Davacılar vekili temyiz dilekçesinde, istinaf dilekçesini tekrar ederek kararın bozulmasını talep etmiştir.

C. Gerekçe

1. Uyuşmazlık ve Hukuki Nitelendirme

Dava, kadastro öncesi nedene dayalı tapu iptali ve tescili istemine ilişkindir.

2. İlgili Hukuk

3402 sayılı Kadastro Kanunu'nun 12/3 üncü maddesi, Yargıtay Hukuk Genel Kurulunun 02/03/1996 tarihli ve 1995/20-1086 Esas, 1996/174 Karar sayılı kararı

3. Değerlendirme

1. Bölge adliye mahkemelerinin nihai kararlarının bozulması 6100 sayılı Kanununun 371 inci maddesinde yer alan sebeplerden birinin varlığı hâlinde mümkündür.

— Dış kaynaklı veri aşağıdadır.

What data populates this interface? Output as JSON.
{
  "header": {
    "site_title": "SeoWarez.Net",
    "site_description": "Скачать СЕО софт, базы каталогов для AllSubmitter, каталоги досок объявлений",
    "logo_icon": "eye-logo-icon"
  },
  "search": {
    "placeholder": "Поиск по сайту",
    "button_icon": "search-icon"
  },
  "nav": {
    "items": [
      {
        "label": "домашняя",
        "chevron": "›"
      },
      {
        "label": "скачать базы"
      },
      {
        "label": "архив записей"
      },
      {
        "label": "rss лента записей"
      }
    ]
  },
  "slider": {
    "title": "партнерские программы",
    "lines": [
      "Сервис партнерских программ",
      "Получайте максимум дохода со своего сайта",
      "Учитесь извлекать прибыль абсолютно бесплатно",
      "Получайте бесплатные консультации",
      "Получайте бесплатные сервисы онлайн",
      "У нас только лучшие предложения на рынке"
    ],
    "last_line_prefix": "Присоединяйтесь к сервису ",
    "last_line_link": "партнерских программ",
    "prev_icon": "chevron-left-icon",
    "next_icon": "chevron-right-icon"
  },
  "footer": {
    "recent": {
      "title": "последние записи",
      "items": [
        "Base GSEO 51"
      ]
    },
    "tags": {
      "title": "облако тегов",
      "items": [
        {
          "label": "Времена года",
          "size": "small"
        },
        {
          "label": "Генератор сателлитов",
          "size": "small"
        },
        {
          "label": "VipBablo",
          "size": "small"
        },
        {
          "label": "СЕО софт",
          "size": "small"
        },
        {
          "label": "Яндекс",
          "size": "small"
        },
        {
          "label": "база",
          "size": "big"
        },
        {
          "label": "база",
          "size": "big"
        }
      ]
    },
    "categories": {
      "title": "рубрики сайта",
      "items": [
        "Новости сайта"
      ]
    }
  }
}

2. Kadastro sonucu Edirne ili, İpsala ilçesi, Pazardere Köyü, 1427 parsel sayılı, 1.968,00 m2 mesahalı, ilkokul vasıflı taşınmaz tam hisse ile ... adına 06.04.1974 tarihinde senetsizden tespit ve tescil edilmiştir.

3. Temyizen incelenen karar, tarafların karşılıklı iddia ve savunmalarına, dayandıkları belgelere, uyuşmazlığa uygulanması gereken hukuk kuralları ile hukuki ilişkinin nitelendirilmesine, dava şartlarına, yargılama ve ispat kuralları ile kararda belirtilen gerekçelere göre usul ve kanuna uygun olup temyiz dilekçesinde ileri sürülen nedenler kararın bozulmasını gerektirecek nitelikte görülmemiştir.

VI. KARAR

Açıklanan sebeple;

Davacılar vekilinin temyiz itirazlarının reddi ile temyiz olunan Bölge Adliye Mahkemesi kararının 6100 sayılı Kanununun 370 inci maddesinin birinci fıkrası uyarınca ONANMASINA,

Aşağıda yazılı 346,90 TL bakiye onama harcının davacılardan alınmasına,

Dosyanın İlk Derece Mahkemesine, kararın bir örneğinin Bölge Adliye Mahkemesine gönderilmesine,

06.05.2024 tarihinde kesin olmak üzere oy birliğiyle karar verildi.